Se dijo que no debía ser elitista, casi segura de haber utilizado bien esa palabra tan difícil. Quizá no debía ser esnob. Bien sabía Dios que no tenía derecho a mostrar esnobismo con nadie, pues su familia no era para tanto, aun cuando la abuela afirmara ser hija de un jefe. Probablemente ese hombre (cayó en la cuenta de que no sabía cómo se llamaba) fuera más culto que ella y tuviera un trabajo de verdad. No le había hecho ningún daño, ¿por qué le tenía tanto miedo entonces? Una vez un hombre le dijo que poseía verdaderos poderes de intuición femenina, y tal vez fuera cierto porque intuía algo alarmante en él, algo casi malvado, algo que se había hecho particularmente obvio cuando le acercó el rostro. Su mirada parecía muerta y su expresión totalmente vacía, incluso cuando le estaba diciendo todo eso de que era hermosa. ¡Ojalá se le ocurriera una forma de quitárselo de encima y cerciorarse de que no volviera a acercársele nunca más!

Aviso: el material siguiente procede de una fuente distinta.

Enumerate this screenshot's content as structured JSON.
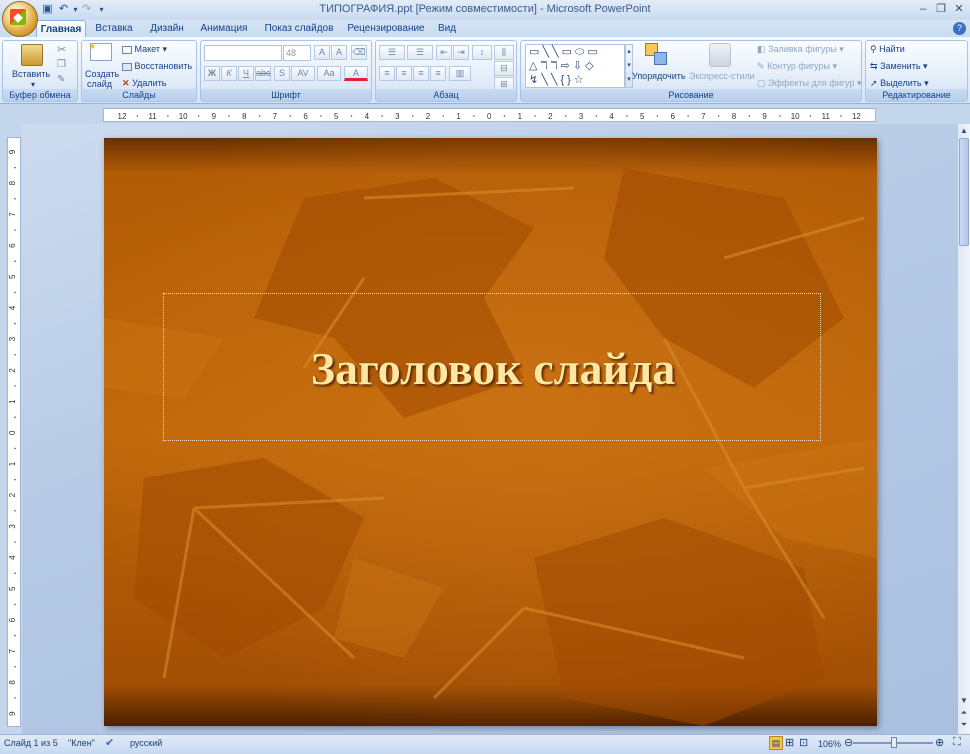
{
  "window": {
    "title": "ТИПОГРАФИЯ.ppt [Режим совместимости] - Microsoft PowerPoint"
  },
  "tabs": [
    "Главная",
    "Вставка",
    "Дизайн",
    "Анимация",
    "Показ слайдов",
    "Рецензирование",
    "Вид"
  ],
  "ribbon": {
    "clipboard": {
      "paste": "Вставить",
      "label": "Буфер обмена"
    },
    "slides": {
      "create": "Создать",
      "create2": "слайд",
      "layout": "Макет",
      "reset": "Восстановить",
      "delete": "Удалить",
      "label": "Слайды"
    },
    "font": {
      "size": "48",
      "label": "Шрифт",
      "bold": "Ж",
      "italic": "К",
      "underline": "Ч",
      "strike": "abc",
      "shadow": "S",
      "spacing": "AV",
      "case": "Aa",
      "color": "A"
    },
    "paragraph": {
      "label": "Абзац"
    },
    "drawing": {
      "arrange": "Упорядочить",
      "styles": "Экспресс-стили",
      "fill": "Заливка фигуры",
      "outline": "Контур фигуры",
      "effects": "Эффекты для фигур",
      "label": "Рисование"
    },
    "editing": {
      "find": "Найти",
      "replace": "Заменить",
      "select": "Выделить",
      "label": "Редактирование"
    }
  },
  "ruler": {
    "h": [
      "12",
      "11",
      "10",
      "9",
      "8",
      "7",
      "6",
      "5",
      "4",
      "3",
      "2",
      "1",
      "0",
      "1",
      "2",
      "3",
      "4",
      "5",
      "6",
      "7",
      "8",
      "9",
      "10",
      "11",
      "12"
    ],
    "v": [
      "9",
      "8",
      "7",
      "6",
      "5",
      "4",
      "3",
      "2",
      "1",
      "0",
      "1",
      "2",
      "3",
      "4",
      "5",
      "6",
      "7",
      "8",
      "9"
    ]
  },
  "slide": {
    "title": "Заголовок слайда"
  },
  "status": {
    "slide": "Слайд 1 из 5",
    "theme": "\"Клен\"",
    "lang": "русский",
    "zoom": "106%"
  },
  "colors": {
    "accent": "#15428b",
    "slide_bg": "#b05a06",
    "title": "#ffe7a3"
  }
}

Nico se acercó a ella con el secador y el cepillo. Nerissa se volvió hacia él y le dedicó su maravillosa sonrisa que derretía los corazones.

Mix se encontraba sentado en su piso, leyendo El asesino extraordinario. Se topó enseguida con una ilustración, una fotografía que ocupaba toda una página y que le recordó al fantasma. Dejó el libro. Antes de empezar a leer había oído que Nerissa se marchaba (¡qué simpática se había mostrado, qué dulce y tierna!) junto con la abuela Winthrop y esa bruja que tenía de madre. ¿Cómo podía ser que una mujer como aquélla tuviera una hija tan maravillosa? Era inimaginable. ¡La manera en que había hablado de él cuando se fue arriba! Cuando Nerissa y él salieran juntos… o, mejor aún, cuando estuviesen casados, se vengaría. Haría que su esposa le prohibiera la entrada en su casa. Y su matrimonio tendría lugar. Ahora estaba seguro de ello. Se había acercado a su rostro casi tanto como para besarla y ella no se había apartado. Le gustaba que le dijeran que era hermosa, por supuesto que sí. Al día siguiente iría a pie hasta su casa y la esperaría fuera. Si supiera cantar, le daría una serenata.

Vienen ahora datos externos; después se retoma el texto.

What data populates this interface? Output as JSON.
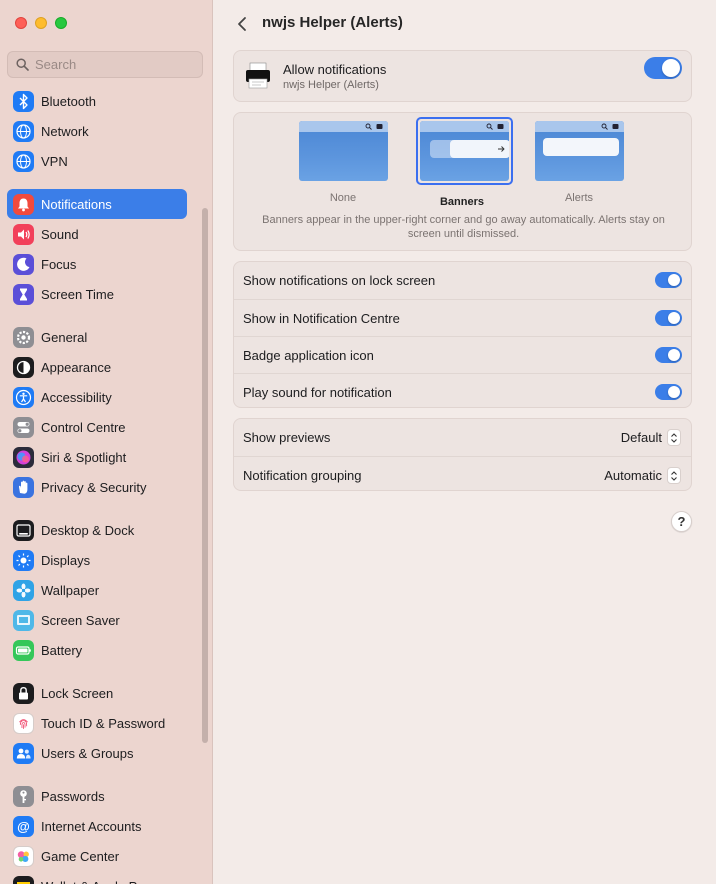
{
  "window": {
    "traffic_lights": [
      "close",
      "minimize",
      "maximize"
    ]
  },
  "sidebar": {
    "search_placeholder": "Search",
    "groups": [
      [
        {
          "label": "Bluetooth",
          "icon": "bluetooth-icon",
          "color": "#1f7bf5"
        },
        {
          "label": "Network",
          "icon": "network-icon",
          "color": "#1f7bf5"
        },
        {
          "label": "VPN",
          "icon": "vpn-icon",
          "color": "#1f7bf5"
        }
      ],
      [
        {
          "label": "Notifications",
          "icon": "notifications-icon",
          "color": "#f24a3d",
          "active": true
        },
        {
          "label": "Sound",
          "icon": "sound-icon",
          "color": "#f2405a"
        },
        {
          "label": "Focus",
          "icon": "focus-icon",
          "color": "#5b4fd8"
        },
        {
          "label": "Screen Time",
          "icon": "screen-time-icon",
          "color": "#5b4fd8"
        }
      ],
      [
        {
          "label": "General",
          "icon": "general-icon",
          "color": "#8e8e93"
        },
        {
          "label": "Appearance",
          "icon": "appearance-icon",
          "color": "#1c1c1e"
        },
        {
          "label": "Accessibility",
          "icon": "accessibility-icon",
          "color": "#1f7bf5"
        },
        {
          "label": "Control Centre",
          "icon": "control-centre-icon",
          "color": "#8e8e93"
        },
        {
          "label": "Siri & Spotlight",
          "icon": "siri-icon",
          "color": "#2b2b3a"
        },
        {
          "label": "Privacy & Security",
          "icon": "privacy-hand-icon",
          "color": "#3a73e0"
        }
      ],
      [
        {
          "label": "Desktop & Dock",
          "icon": "desktop-dock-icon",
          "color": "#1c1c1e"
        },
        {
          "label": "Displays",
          "icon": "displays-icon",
          "color": "#1f7bf5"
        },
        {
          "label": "Wallpaper",
          "icon": "wallpaper-icon",
          "color": "#2fa3e6"
        },
        {
          "label": "Screen Saver",
          "icon": "screen-saver-icon",
          "color": "#4fb8e8"
        },
        {
          "label": "Battery",
          "icon": "battery-icon",
          "color": "#34c759"
        }
      ],
      [
        {
          "label": "Lock Screen",
          "icon": "lock-screen-icon",
          "color": "#1c1c1e"
        },
        {
          "label": "Touch ID & Password",
          "icon": "fingerprint-icon",
          "color": "#ffffff"
        },
        {
          "label": "Users & Groups",
          "icon": "users-groups-icon",
          "color": "#1f7bf5"
        }
      ],
      [
        {
          "label": "Passwords",
          "icon": "passwords-key-icon",
          "color": "#8e8e93"
        },
        {
          "label": "Internet Accounts",
          "icon": "internet-accounts-icon",
          "color": "#1f7bf5"
        },
        {
          "label": "Game Center",
          "icon": "game-center-icon",
          "color": "#ffffff"
        },
        {
          "label": "Wallet & Apple Pay",
          "icon": "wallet-icon",
          "color": "#1c1c1e"
        }
      ]
    ]
  },
  "header": {
    "title": "nwjs Helper (Alerts)"
  },
  "allow": {
    "title": "Allow notifications",
    "subtitle": "nwjs Helper (Alerts)",
    "enabled": true
  },
  "alert_style": {
    "options": [
      {
        "label": "None",
        "selected": false
      },
      {
        "label": "Banners",
        "selected": true
      },
      {
        "label": "Alerts",
        "selected": false
      }
    ],
    "description": "Banners appear in the upper-right corner and go away automatically. Alerts stay on screen until dismissed."
  },
  "toggles": [
    {
      "label": "Show notifications on lock screen",
      "on": true
    },
    {
      "label": "Show in Notification Centre",
      "on": true
    },
    {
      "label": "Badge application icon",
      "on": true
    },
    {
      "label": "Play sound for notification",
      "on": true
    }
  ],
  "selects": [
    {
      "label": "Show previews",
      "value": "Default"
    },
    {
      "label": "Notification grouping",
      "value": "Automatic"
    }
  ],
  "help_label": "?",
  "colors": {
    "accent": "#3b7ee8",
    "sidebar_bg": "#ecd5cf",
    "main_bg": "#f3ebe8"
  }
}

Mix reconoció lo mucho que había mejorado su autoestima desde que se había deshecho tan exitosamente del cadáver de esa chica. Era como si después de haber hecho eso, con las dificultades que ello entrañaba, fuera capaz de hacer cualquier cosa. Claro que él no había cometido un asesinato deliberado, no era un asesinato, ni siquiera un homicidio sin premeditación, sino un cuasidelito de homicidio. Lo llamaban así cuando se daban cuenta de que no pudiste evitarlo. Pero si tenía que hacerlo, volvería a matar. Tampoco era para tanto. Mix sabía que aquella noche iba a dormir de un tirón. Se habían terminado sus preocupaciones, y entonces, al considerarlo en retrospectiva, se preguntó por qué lo habían abrumado tanto. Él las había superado, él las había resuelto y se habían desvanecido como el humo.

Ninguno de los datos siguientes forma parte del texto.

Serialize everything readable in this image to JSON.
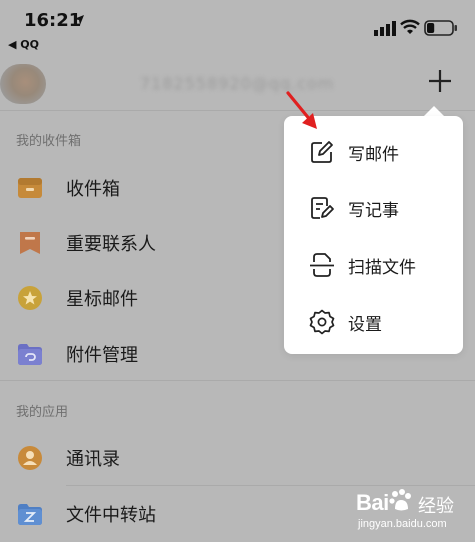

Estaba mejor de la espalda. Le había ayudado muchísimo tomarse dos ibuprofenos más y poner los pies en alto. En cuanto al fantasma, nunca entraba en su piso. Si procuraba no mirar por los pasillos ni entrar en esa habitación, lo más probable era que no volviera a verlo. Tenía que mudarse, eso por supuesto. Era una lástima después de todo el dinero que se había gastado en el piso, sencillamente le estaría regalando una buena suma a la vieja Chawcer, pero era inevitable. Puede que no lo encontrara tan provechoso cuando el próximo inquilino viera cosas que no esperaba ver ahí arriba.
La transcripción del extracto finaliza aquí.